Veli is an Assistant Professor of Comparative Literature at the University of Southern California. He earned his doctorate from Columbia University in Arabic and Comparative Literature, and is the winner of the 2013 Horst Frenz Prize of the American Comparative Literature Association. Yashin's research and teaching focuses on modern Arabic and Turkish literatures and more broadly engages the theoretical implications of the complex entanglement between aesthetics and politics, between issues of cultural and political representation. His work has appeared in the Yearbook of Comparative Literature, Comparative Studies of South Asia, Africa and the Middle East, the Journal of Arabic Literature, and Middle Eastern Literatures.

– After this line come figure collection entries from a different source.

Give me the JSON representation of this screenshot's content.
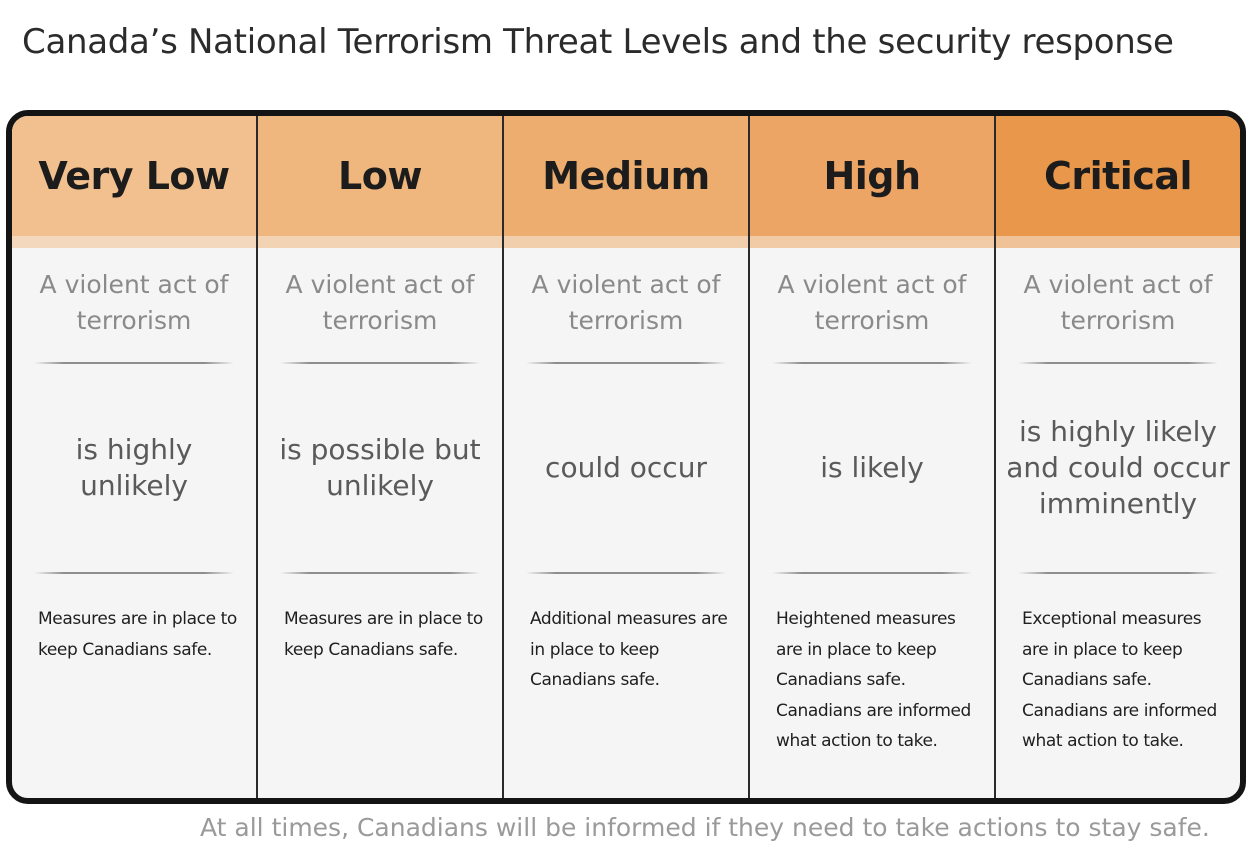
{
  "title": "Canada’s National Terrorism Threat Levels and the security response",
  "colors": {
    "very_low": "#f2c08e",
    "low": "#efb67e",
    "medium": "#edad6f",
    "high": "#eca564",
    "critical": "#e9974a",
    "frame": "#141414",
    "body": "#f5f5f6"
  },
  "levels": [
    {
      "name": "Very Low",
      "intro": "A violent act of terrorism",
      "likelihood": "is highly unlikely",
      "response": "Measures are in place to keep Canadians safe."
    },
    {
      "name": "Low",
      "intro": "A violent act of terrorism",
      "likelihood": "is possible but unlikely",
      "response": "Measures are in place to keep Canadians safe."
    },
    {
      "name": "Medium",
      "intro": "A violent act of terrorism",
      "likelihood": "could occur",
      "response": "Additional measures are in place to keep Canadians safe."
    },
    {
      "name": "High",
      "intro": "A violent act of terrorism",
      "likelihood": "is likely",
      "response": "Heightened measures are in place to keep Canadians safe. Canadians are informed what action to take."
    },
    {
      "name": "Critical",
      "intro": "A violent act of terrorism",
      "likelihood": "is highly likely and could occur imminently",
      "response": "Exceptional measures are in place to keep Canadians safe. Canadians are informed what action to take."
    }
  ],
  "footer": "At all times, Canadians will be informed if they need to take actions to stay safe."
}
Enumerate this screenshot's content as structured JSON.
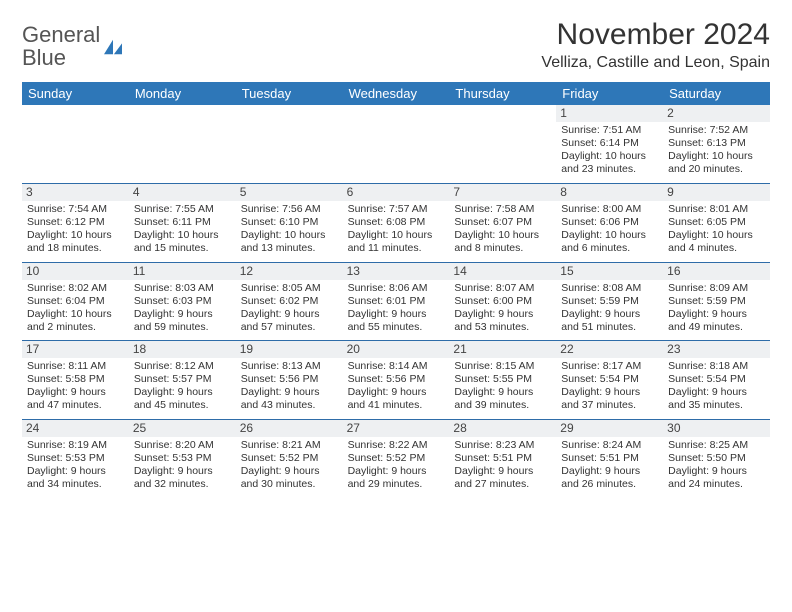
{
  "logo": {
    "word1": "General",
    "word2": "Blue"
  },
  "title": "November 2024",
  "location": "Velliza, Castille and Leon, Spain",
  "colors": {
    "header_bg": "#2e77b8",
    "header_text": "#ffffff",
    "border": "#2e6ca8",
    "daynum_bg": "#eef0f2",
    "text": "#333333",
    "logo_gray": "#555555",
    "logo_blue": "#2e77b8",
    "page_bg": "#ffffff"
  },
  "typography": {
    "title_fontsize": 30,
    "location_fontsize": 16,
    "header_fontsize": 13,
    "cell_fontsize": 10.5,
    "daynum_fontsize": 12,
    "logo_fontsize": 22
  },
  "day_names": [
    "Sunday",
    "Monday",
    "Tuesday",
    "Wednesday",
    "Thursday",
    "Friday",
    "Saturday"
  ],
  "weeks": [
    [
      null,
      null,
      null,
      null,
      null,
      {
        "n": "1",
        "sr": "Sunrise: 7:51 AM",
        "ss": "Sunset: 6:14 PM",
        "d1": "Daylight: 10 hours",
        "d2": "and 23 minutes."
      },
      {
        "n": "2",
        "sr": "Sunrise: 7:52 AM",
        "ss": "Sunset: 6:13 PM",
        "d1": "Daylight: 10 hours",
        "d2": "and 20 minutes."
      }
    ],
    [
      {
        "n": "3",
        "sr": "Sunrise: 7:54 AM",
        "ss": "Sunset: 6:12 PM",
        "d1": "Daylight: 10 hours",
        "d2": "and 18 minutes."
      },
      {
        "n": "4",
        "sr": "Sunrise: 7:55 AM",
        "ss": "Sunset: 6:11 PM",
        "d1": "Daylight: 10 hours",
        "d2": "and 15 minutes."
      },
      {
        "n": "5",
        "sr": "Sunrise: 7:56 AM",
        "ss": "Sunset: 6:10 PM",
        "d1": "Daylight: 10 hours",
        "d2": "and 13 minutes."
      },
      {
        "n": "6",
        "sr": "Sunrise: 7:57 AM",
        "ss": "Sunset: 6:08 PM",
        "d1": "Daylight: 10 hours",
        "d2": "and 11 minutes."
      },
      {
        "n": "7",
        "sr": "Sunrise: 7:58 AM",
        "ss": "Sunset: 6:07 PM",
        "d1": "Daylight: 10 hours",
        "d2": "and 8 minutes."
      },
      {
        "n": "8",
        "sr": "Sunrise: 8:00 AM",
        "ss": "Sunset: 6:06 PM",
        "d1": "Daylight: 10 hours",
        "d2": "and 6 minutes."
      },
      {
        "n": "9",
        "sr": "Sunrise: 8:01 AM",
        "ss": "Sunset: 6:05 PM",
        "d1": "Daylight: 10 hours",
        "d2": "and 4 minutes."
      }
    ],
    [
      {
        "n": "10",
        "sr": "Sunrise: 8:02 AM",
        "ss": "Sunset: 6:04 PM",
        "d1": "Daylight: 10 hours",
        "d2": "and 2 minutes."
      },
      {
        "n": "11",
        "sr": "Sunrise: 8:03 AM",
        "ss": "Sunset: 6:03 PM",
        "d1": "Daylight: 9 hours",
        "d2": "and 59 minutes."
      },
      {
        "n": "12",
        "sr": "Sunrise: 8:05 AM",
        "ss": "Sunset: 6:02 PM",
        "d1": "Daylight: 9 hours",
        "d2": "and 57 minutes."
      },
      {
        "n": "13",
        "sr": "Sunrise: 8:06 AM",
        "ss": "Sunset: 6:01 PM",
        "d1": "Daylight: 9 hours",
        "d2": "and 55 minutes."
      },
      {
        "n": "14",
        "sr": "Sunrise: 8:07 AM",
        "ss": "Sunset: 6:00 PM",
        "d1": "Daylight: 9 hours",
        "d2": "and 53 minutes."
      },
      {
        "n": "15",
        "sr": "Sunrise: 8:08 AM",
        "ss": "Sunset: 5:59 PM",
        "d1": "Daylight: 9 hours",
        "d2": "and 51 minutes."
      },
      {
        "n": "16",
        "sr": "Sunrise: 8:09 AM",
        "ss": "Sunset: 5:59 PM",
        "d1": "Daylight: 9 hours",
        "d2": "and 49 minutes."
      }
    ],
    [
      {
        "n": "17",
        "sr": "Sunrise: 8:11 AM",
        "ss": "Sunset: 5:58 PM",
        "d1": "Daylight: 9 hours",
        "d2": "and 47 minutes."
      },
      {
        "n": "18",
        "sr": "Sunrise: 8:12 AM",
        "ss": "Sunset: 5:57 PM",
        "d1": "Daylight: 9 hours",
        "d2": "and 45 minutes."
      },
      {
        "n": "19",
        "sr": "Sunrise: 8:13 AM",
        "ss": "Sunset: 5:56 PM",
        "d1": "Daylight: 9 hours",
        "d2": "and 43 minutes."
      },
      {
        "n": "20",
        "sr": "Sunrise: 8:14 AM",
        "ss": "Sunset: 5:56 PM",
        "d1": "Daylight: 9 hours",
        "d2": "and 41 minutes."
      },
      {
        "n": "21",
        "sr": "Sunrise: 8:15 AM",
        "ss": "Sunset: 5:55 PM",
        "d1": "Daylight: 9 hours",
        "d2": "and 39 minutes."
      },
      {
        "n": "22",
        "sr": "Sunrise: 8:17 AM",
        "ss": "Sunset: 5:54 PM",
        "d1": "Daylight: 9 hours",
        "d2": "and 37 minutes."
      },
      {
        "n": "23",
        "sr": "Sunrise: 8:18 AM",
        "ss": "Sunset: 5:54 PM",
        "d1": "Daylight: 9 hours",
        "d2": "and 35 minutes."
      }
    ],
    [
      {
        "n": "24",
        "sr": "Sunrise: 8:19 AM",
        "ss": "Sunset: 5:53 PM",
        "d1": "Daylight: 9 hours",
        "d2": "and 34 minutes."
      },
      {
        "n": "25",
        "sr": "Sunrise: 8:20 AM",
        "ss": "Sunset: 5:53 PM",
        "d1": "Daylight: 9 hours",
        "d2": "and 32 minutes."
      },
      {
        "n": "26",
        "sr": "Sunrise: 8:21 AM",
        "ss": "Sunset: 5:52 PM",
        "d1": "Daylight: 9 hours",
        "d2": "and 30 minutes."
      },
      {
        "n": "27",
        "sr": "Sunrise: 8:22 AM",
        "ss": "Sunset: 5:52 PM",
        "d1": "Daylight: 9 hours",
        "d2": "and 29 minutes."
      },
      {
        "n": "28",
        "sr": "Sunrise: 8:23 AM",
        "ss": "Sunset: 5:51 PM",
        "d1": "Daylight: 9 hours",
        "d2": "and 27 minutes."
      },
      {
        "n": "29",
        "sr": "Sunrise: 8:24 AM",
        "ss": "Sunset: 5:51 PM",
        "d1": "Daylight: 9 hours",
        "d2": "and 26 minutes."
      },
      {
        "n": "30",
        "sr": "Sunrise: 8:25 AM",
        "ss": "Sunset: 5:50 PM",
        "d1": "Daylight: 9 hours",
        "d2": "and 24 minutes."
      }
    ]
  ]
}
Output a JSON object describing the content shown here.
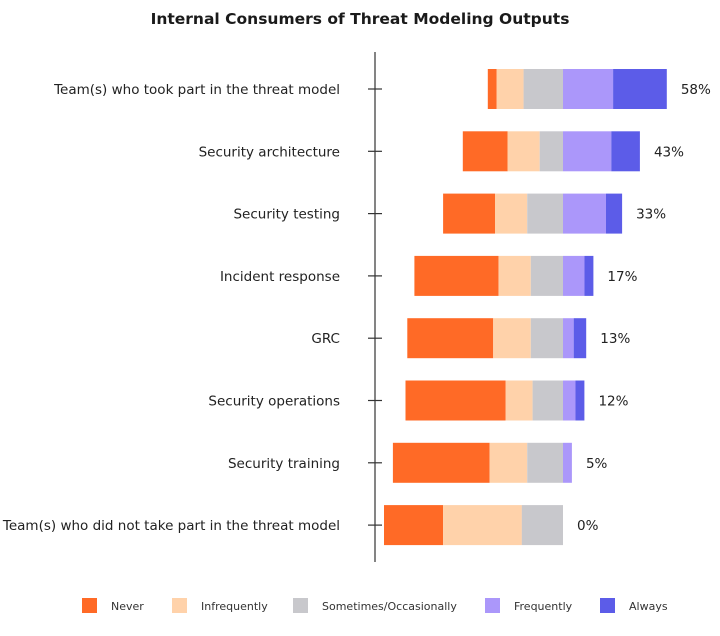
{
  "chart_data": {
    "type": "bar",
    "orientation": "horizontal",
    "stacking": "diverging",
    "title": "Internal Consumers of Threat Modeling Outputs",
    "categories": [
      "Team(s) who took part in the threat model",
      "Security architecture",
      "Security testing",
      "Incident response",
      "GRC",
      "Security operations",
      "Security training",
      "Team(s) who did not take part in the threat model"
    ],
    "series": [
      {
        "name": "Never",
        "color": "#ff6a26",
        "values": [
          5,
          25,
          29,
          47,
          48,
          56,
          54,
          33
        ]
      },
      {
        "name": "Infrequently",
        "color": "#ffd2aa",
        "values": [
          15,
          18,
          18,
          18,
          21,
          15,
          21,
          44
        ]
      },
      {
        "name": "Sometimes/Occasionally",
        "color": "#c8c8cc",
        "values": [
          22,
          13,
          20,
          18,
          18,
          17,
          20,
          23
        ]
      },
      {
        "name": "Frequently",
        "color": "#ab97fa",
        "values": [
          28,
          27,
          24,
          12,
          6,
          7,
          5,
          0
        ]
      },
      {
        "name": "Always",
        "color": "#5c5ce8",
        "values": [
          30,
          16,
          9,
          5,
          7,
          5,
          0,
          0
        ]
      }
    ],
    "data_labels": [
      "58%",
      "43%",
      "33%",
      "17%",
      "13%",
      "12%",
      "5%",
      "0%"
    ],
    "unit": "%",
    "legend_position": "bottom",
    "grid": false
  }
}
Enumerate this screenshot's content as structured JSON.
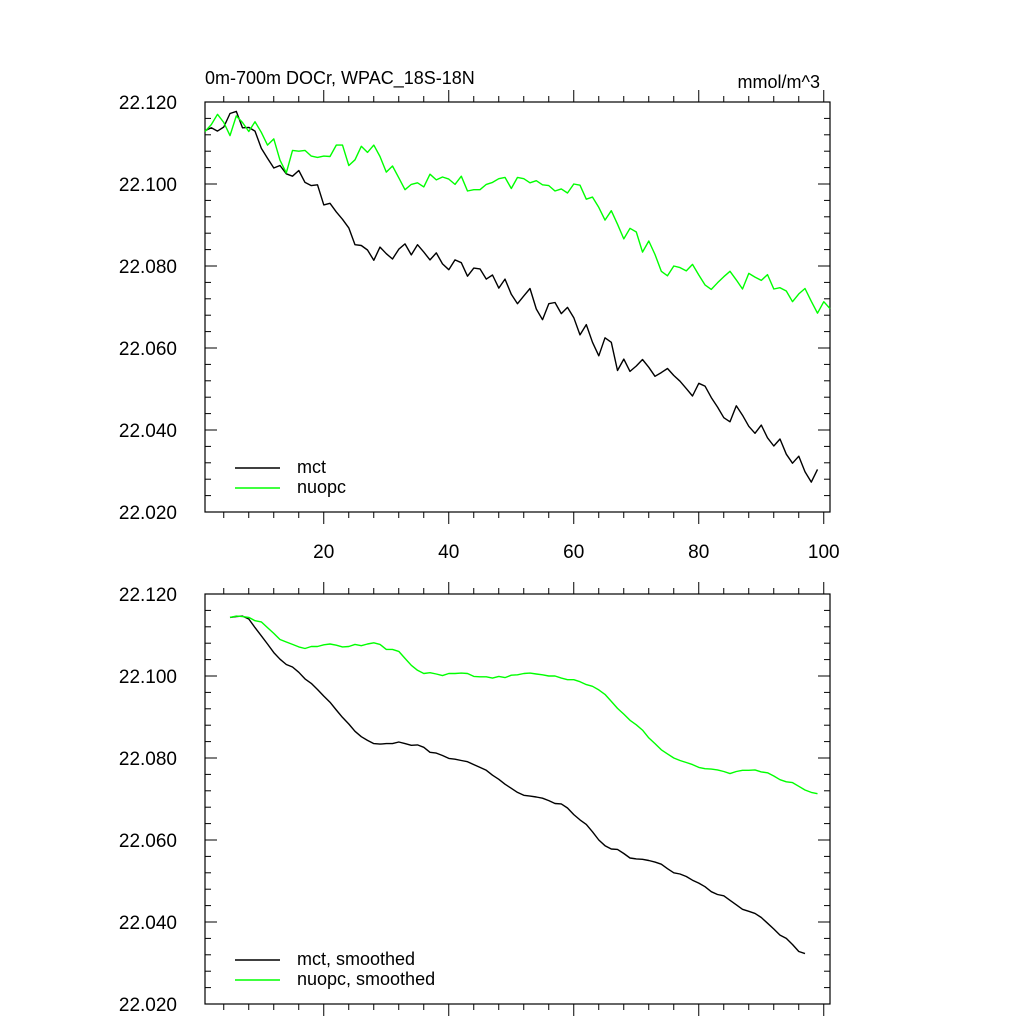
{
  "chart_data": [
    {
      "type": "line",
      "title": "0m-700m DOCr, WPAC_18S-18N",
      "units": "mmol/m^3",
      "xlim": [
        1,
        101
      ],
      "ylim": [
        22.02,
        22.12
      ],
      "xticks": [
        20,
        40,
        60,
        80,
        100
      ],
      "xtick_labels": [
        "20",
        "40",
        "60",
        "80",
        "100"
      ],
      "yticks": [
        22.02,
        22.04,
        22.06,
        22.08,
        22.1,
        22.12
      ],
      "ytick_labels": [
        "22.020",
        "22.040",
        "22.060",
        "22.080",
        "22.100",
        "22.120"
      ],
      "legend_position": "bottom-left",
      "series": [
        {
          "name": "mct",
          "color": "#000000",
          "x_start": 1,
          "values": [
            22.113,
            22.1137,
            22.1129,
            22.1139,
            22.1172,
            22.1177,
            22.1137,
            22.1138,
            22.1129,
            22.1087,
            22.1063,
            22.1039,
            22.1045,
            22.1025,
            22.1019,
            22.1033,
            22.1004,
            22.0996,
            22.0998,
            22.0949,
            22.0953,
            22.0932,
            22.0914,
            22.0893,
            22.0852,
            22.085,
            22.0839,
            22.0814,
            22.0846,
            22.083,
            22.0817,
            22.0841,
            22.0854,
            22.0827,
            22.0852,
            22.0834,
            22.0815,
            22.0832,
            22.0805,
            22.0791,
            22.0815,
            22.0808,
            22.0775,
            22.0795,
            22.0793,
            22.0768,
            22.0778,
            22.0746,
            22.0768,
            22.0731,
            22.0708,
            22.0727,
            22.0745,
            22.0695,
            22.0669,
            22.0708,
            22.0711,
            22.0684,
            22.0699,
            22.0674,
            22.0632,
            22.0657,
            22.0614,
            22.0581,
            22.0625,
            22.0614,
            22.0545,
            22.0573,
            22.0543,
            22.0556,
            22.0572,
            22.0553,
            22.0531,
            22.054,
            22.055,
            22.0533,
            22.0519,
            22.0501,
            22.0483,
            22.0514,
            22.0507,
            22.0479,
            22.0456,
            22.043,
            22.042,
            22.0459,
            22.0436,
            22.0409,
            22.0392,
            22.0412,
            22.0381,
            22.0361,
            22.0378,
            22.0341,
            22.0319,
            22.0336,
            22.0298,
            22.0273,
            22.0304
          ]
        },
        {
          "name": "nuopc",
          "color": "#00ff00",
          "x_start": 1,
          "values": [
            22.1128,
            22.1145,
            22.117,
            22.115,
            22.1118,
            22.1166,
            22.115,
            22.1128,
            22.1152,
            22.1126,
            22.1095,
            22.111,
            22.1058,
            22.1027,
            22.1082,
            22.108,
            22.1082,
            22.1068,
            22.1065,
            22.1068,
            22.1067,
            22.1095,
            22.1095,
            22.1045,
            22.1059,
            22.1092,
            22.1077,
            22.1095,
            22.1067,
            22.1029,
            22.1044,
            22.1015,
            22.0986,
            22.0999,
            22.1003,
            22.0993,
            22.1024,
            22.101,
            22.1017,
            22.1012,
            22.0999,
            22.1019,
            22.0983,
            22.0986,
            22.0986,
            22.0999,
            22.1004,
            22.1013,
            22.1016,
            22.0989,
            22.1016,
            22.1013,
            22.1003,
            22.1008,
            22.0998,
            22.0996,
            22.0983,
            22.0988,
            22.0978,
            22.1,
            22.0997,
            22.0963,
            22.0968,
            22.0943,
            22.0912,
            22.0935,
            22.0902,
            22.0866,
            22.0892,
            22.0883,
            22.0834,
            22.0861,
            22.0828,
            22.0787,
            22.0776,
            22.08,
            22.0796,
            22.0788,
            22.0804,
            22.0778,
            22.0754,
            22.0743,
            22.0759,
            22.0774,
            22.0787,
            22.0766,
            22.0744,
            22.0782,
            22.0773,
            22.0765,
            22.0779,
            22.0744,
            22.0747,
            22.0739,
            22.0713,
            22.0732,
            22.0745,
            22.0714,
            22.0685,
            22.0713,
            22.0696
          ]
        }
      ]
    },
    {
      "type": "line",
      "title": "",
      "units": "",
      "xlim": [
        1,
        101
      ],
      "ylim": [
        22.02,
        22.12
      ],
      "xticks": [
        20,
        40,
        60,
        80,
        100
      ],
      "xtick_labels": [],
      "yticks": [
        22.02,
        22.04,
        22.06,
        22.08,
        22.1,
        22.12
      ],
      "ytick_labels": [
        "22.020",
        "22.040",
        "22.060",
        "22.080",
        "22.100",
        "22.120"
      ],
      "legend_position": "bottom-left",
      "series": [
        {
          "name": "mct, smoothed",
          "color": "#000000",
          "x_start": 5,
          "values": [
            22.1143,
            22.1145,
            22.1146,
            22.1139,
            22.1118,
            22.1098,
            22.1078,
            22.1057,
            22.1041,
            22.1028,
            22.1022,
            22.1009,
            22.0993,
            22.0982,
            22.0967,
            22.0951,
            22.0936,
            22.0917,
            22.0899,
            22.0883,
            22.0865,
            22.0852,
            22.0843,
            22.0835,
            22.0834,
            22.0835,
            22.0835,
            22.0839,
            22.0835,
            22.0831,
            22.0832,
            22.0826,
            22.0814,
            22.0812,
            22.0806,
            22.0799,
            22.0797,
            22.0794,
            22.0791,
            22.0784,
            22.0777,
            22.077,
            22.0758,
            22.0748,
            22.0736,
            22.0726,
            22.0716,
            22.0709,
            22.0707,
            22.0705,
            22.0702,
            22.0696,
            22.0689,
            22.0688,
            22.0678,
            22.0662,
            22.0649,
            22.0638,
            22.062,
            22.06,
            22.0586,
            22.0578,
            22.0577,
            22.0567,
            22.0556,
            22.0554,
            22.0553,
            22.055,
            22.0546,
            22.0541,
            22.053,
            22.052,
            22.0517,
            22.0511,
            22.0502,
            22.0495,
            22.0486,
            22.0474,
            22.0467,
            22.0464,
            22.0453,
            22.0442,
            22.0431,
            22.0426,
            22.0421,
            22.0411,
            22.0397,
            22.0383,
            22.0368,
            22.036,
            22.0345,
            22.0328,
            22.0323
          ]
        },
        {
          "name": "nuopc, smoothed",
          "color": "#00ff00",
          "x_start": 5,
          "values": [
            22.1143,
            22.1146,
            22.1145,
            22.1143,
            22.1135,
            22.1132,
            22.1118,
            22.1104,
            22.1089,
            22.1083,
            22.1077,
            22.1071,
            22.1067,
            22.1072,
            22.1072,
            22.1076,
            22.1078,
            22.1075,
            22.1071,
            22.1072,
            22.1077,
            22.1074,
            22.1078,
            22.1081,
            22.1077,
            22.1065,
            22.1065,
            22.106,
            22.1043,
            22.1026,
            22.1014,
            22.1006,
            22.1008,
            22.1005,
            22.1001,
            22.1006,
            22.1006,
            22.1007,
            22.1006,
            22.0999,
            22.0998,
            22.0998,
            22.0995,
            22.0999,
            22.0996,
            22.1002,
            22.1003,
            22.1006,
            22.1007,
            22.1005,
            22.1003,
            22.1,
            22.1,
            22.0995,
            22.0991,
            22.0991,
            22.0986,
            22.0979,
            22.0975,
            22.0966,
            22.0955,
            22.0938,
            22.0921,
            22.0907,
            22.0892,
            22.0881,
            22.0868,
            22.0849,
            22.0835,
            22.082,
            22.081,
            22.08,
            22.0794,
            22.0789,
            22.0784,
            22.0777,
            22.0774,
            22.0773,
            22.0771,
            22.0767,
            22.0762,
            22.0767,
            22.077,
            22.077,
            22.0771,
            22.0766,
            22.0764,
            22.0756,
            22.0747,
            22.0742,
            22.074,
            22.0731,
            22.0722,
            22.0716,
            22.0713
          ]
        }
      ]
    }
  ]
}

He is currently finishing his first book entitled Disorienting Figures: The Sovereign and the Author in the Ottoman Nineteenth Century.

Postgraduate Digital Assistant

Nila NamsechiNila Namsechi

Nila Namsechi is currently a PhD candidate in Byzantine, Ottoman and Greek modern Studies at University of Birmingham where she offers the first systematic study of the Byzantine and Early Medieval Duchy of Naples from c650-1000. Drawing together over fifty years of textual and archaeological research, her thesis will address the transition period that Naples underwent during these centuries by examining the built environment and monumental topography of the city and the territory of Duchy of Naples. Furthermore, her thesis aims to understand the cultural impact of Byzantium alongside other regional cultures on Naples. She is also interested in the study of Persian literature and transcription of Medieval manuscripts in English. 

Project Administrator

Kelly MerrimanKelly Merriman

Kelly Merriman has been assigned as the Research Project Portfolio Assistant for GlobalLit and will support Professor Rebecca Gould, the Principle Investigator, in all project activity. With an Arts and Heritage background Kelly has worked at the University for over three years supporting numerous projects and events ranging from the flagship Great War Centenary event, project managing the Birmingham In Action campaign launch events, and coordinating a host of academic conferences and workshops.